Some economic observers deem the current record foreign exchange reserves of Pakistan as unreliable given the billions that will potentially drain out under the head of debt-servicing in the days ahead. “If you see these (foreign exchange) reserves in the background of the country’s liabilities,” said another analyst, Asfar bin Shahid. A.B Shahid said last year Pakistan, reportedly, paid $5.73 billion to service its debts and was due to repay another $3.4 billion to the IMF in January 2012. “Once these payments are made you would end up with a meager $3 billion, as the current 17 billion dollars are inclusive of $3.5 billion that belongs to the (commercial) banks,” he said. On the government’s oft-repeated contention about the healthy inflow of worker remittances that accounted for over $11 billion during 2011, the analyst said that would be adjustable with the trade deficit. “Remittances are not meant for the debt servicing,” he added. Pakistan is scheduled, from 23rd to 25th of this month in the American capital Washington D.C, to sit around the table with the IMF officials to convince the latter on the release of 5th and 6th tranches.

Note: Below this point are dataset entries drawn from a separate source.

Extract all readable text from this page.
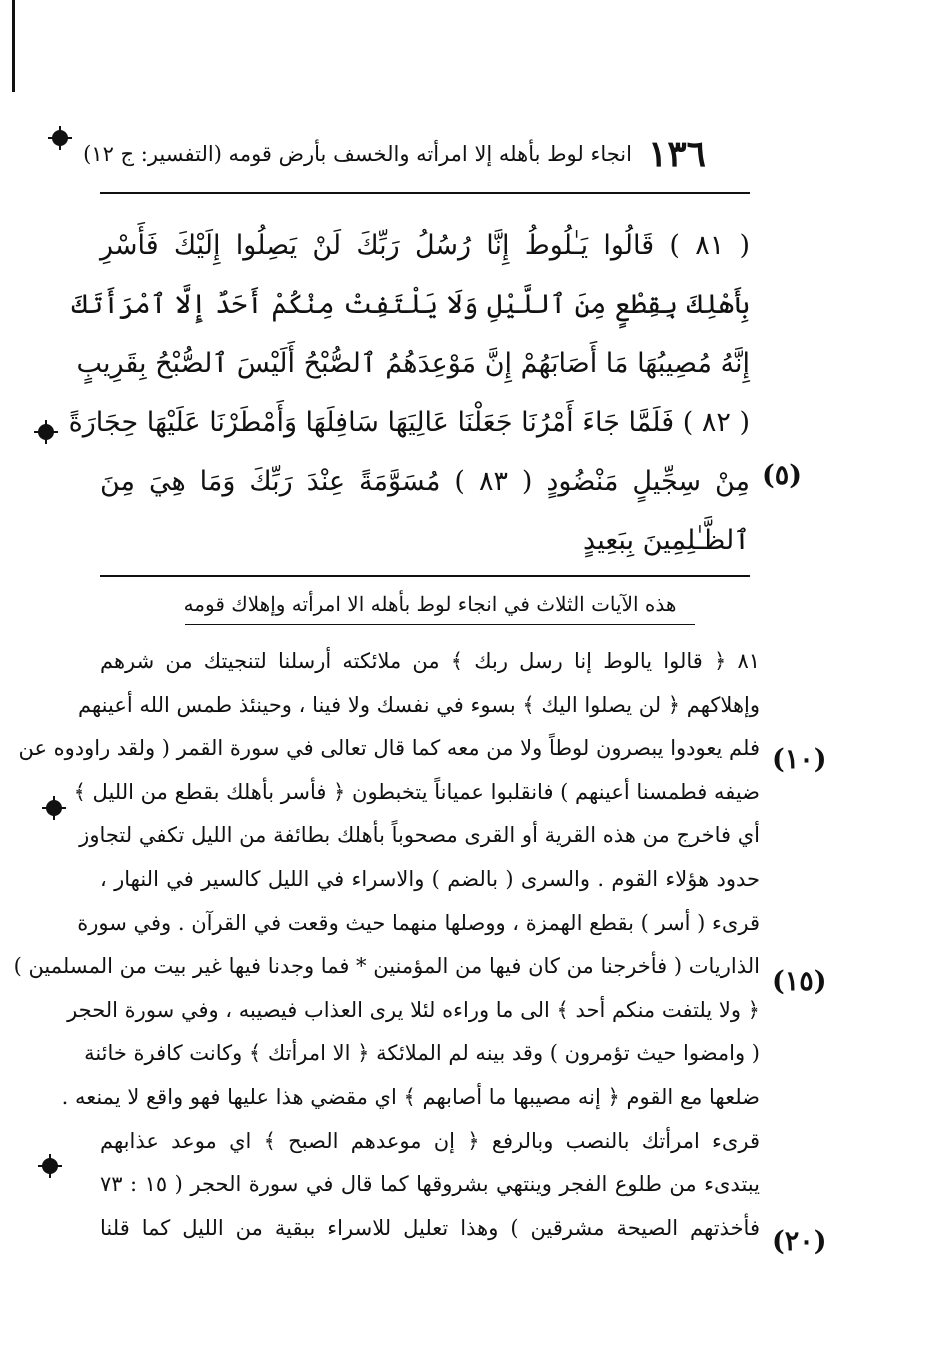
١٣٦
انجاء لوط بأهله إلا امرأته والخسف بأرض قومه (التفسير: ج ١٢)
( ٨١ ) قَالُوا يَـٰلُوطُ إِنَّا رُسُلُ رَبِّكَ لَنْ يَصِلُوا إِلَيْكَ فَأَسْرِ
بِأَهْلِكَ بِقِطْعٍ مِنَ ٱللَّيْلِ وَلَا يَلْتَفِتْ مِنْكُمْ أَحَدٌ إِلَّا ٱمْرَأَتَكَ
إِنَّهُ مُصِيبُهَا مَا أَصَابَهُمْ إِنَّ مَوْعِدَهُمُ ٱلصُّبْحُ أَلَيْسَ ٱلصُّبْحُ بِقَرِيبٍ
( ٨٢ ) فَلَمَّا جَاءَ أَمْرُنَا جَعَلْنَا عَالِيَهَا سَافِلَهَا وَأَمْطَرْنَا عَلَيْهَا حِجَارَةً
مِنْ سِجِّيلٍ مَنْضُودٍ ( ٨٣ ) مُسَوَّمَةً عِنْدَ رَبِّكَ وَمَا هِيَ مِنَ
ٱلظَّـٰلِمِينَ بِبَعِيدٍ
(٥)
هذه الآيات الثلاث في انجاء لوط بأهله الا امرأته وإهلاك قومه
٨١ ﴿ قالوا يالوط إنا رسل ربك ﴾ من ملائكته أرسلنا لتنجيتك من شرهم
وإهلاكهم ﴿ لن يصلوا اليك ﴾ بسوء في نفسك ولا فينا ، وحينئذ طمس الله أعينهم
فلم يعودوا يبصرون لوطاً ولا من معه كما قال تعالى في سورة القمر ( ولقد راودوه عن
ضيفه فطمسنا أعينهم ) فانقلبوا عمياناً يتخبطون ﴿ فأسر بأهلك بقطع من الليل ﴾
أي فاخرج من هذه القرية أو القرى مصحوباً بأهلك بطائفة من الليل تكفي لتجاوز
حدود هؤلاء القوم . والسرى ( بالضم ) والاسراء في الليل كالسير في النهار ،
قرىء ( أسر ) بقطع الهمزة ، ووصلها منهما حيث وقعت في القرآن . وفي سورة
الذاريات ( فأخرجنا من كان فيها من المؤمنين * فما وجدنا فيها غير بيت من المسلمين )
﴿ ولا يلتفت منكم أحد ﴾ الى ما وراءه لئلا يرى العذاب فيصيبه ، وفي سورة الحجر
( وامضوا حيث تؤمرون ) وقد بينه لم الملائكة ﴿ الا امرأتك ﴾ وكانت كافرة خائنة
ضلعها مع القوم ﴿ إنه مصيبها ما أصابهم ﴾ اي مقضي هذا عليها فهو واقع لا يمنعه .
قرىء امرأتك بالنصب وبالرفع ﴿ إن موعدهم الصبح ﴾ اي موعد عذابهم
يبتدىء من طلوع الفجر وينتهي بشروقها كما قال في سورة الحجر ( ١٥ : ٧٣
فأخذتهم الصيحة مشرقين ) وهذا تعليل للاسراء ببقية من الليل كما قلنا
(١٠)
(١٥)
(٢٠)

The analysts, however, have a pessimistic view of the meeting, saying Islamabad should go for permanent remedial measures at home. “The law and order situation, first of all, must be improved to prevent the ongoing flight of capital from the country. Approximately $31.7 million portfolio investment went out from the stock market during July-August only,” A.B Shahid said. The analyst said the local investors’ confidence must be restored so they could assure the foreign buyers of a timely shipment of their orders.

2 COMMENTS

  1. Attending the Annual Meetings is a routine affair. A nice time to enjoy the sights of Washington DC. Of course they will take the opportunity to talk shop on the side-lines. But Pakistan does not have a program to offer the IMF unless they do and are keeping it secret. Another IMF program, after the poor implementation of the previous one is likely to be very tough. It could entail several PRIOR ACTIONS which are to be taken even before the program goes to the Executive Board for discussion and approval.

  2. For more
    God know they just cant be happy with 18 billion US $
    More loan, more demands 4rm IMF
    More price hikes in energy sector
    More Inflation, they will not stop untill ppl get come out on street !!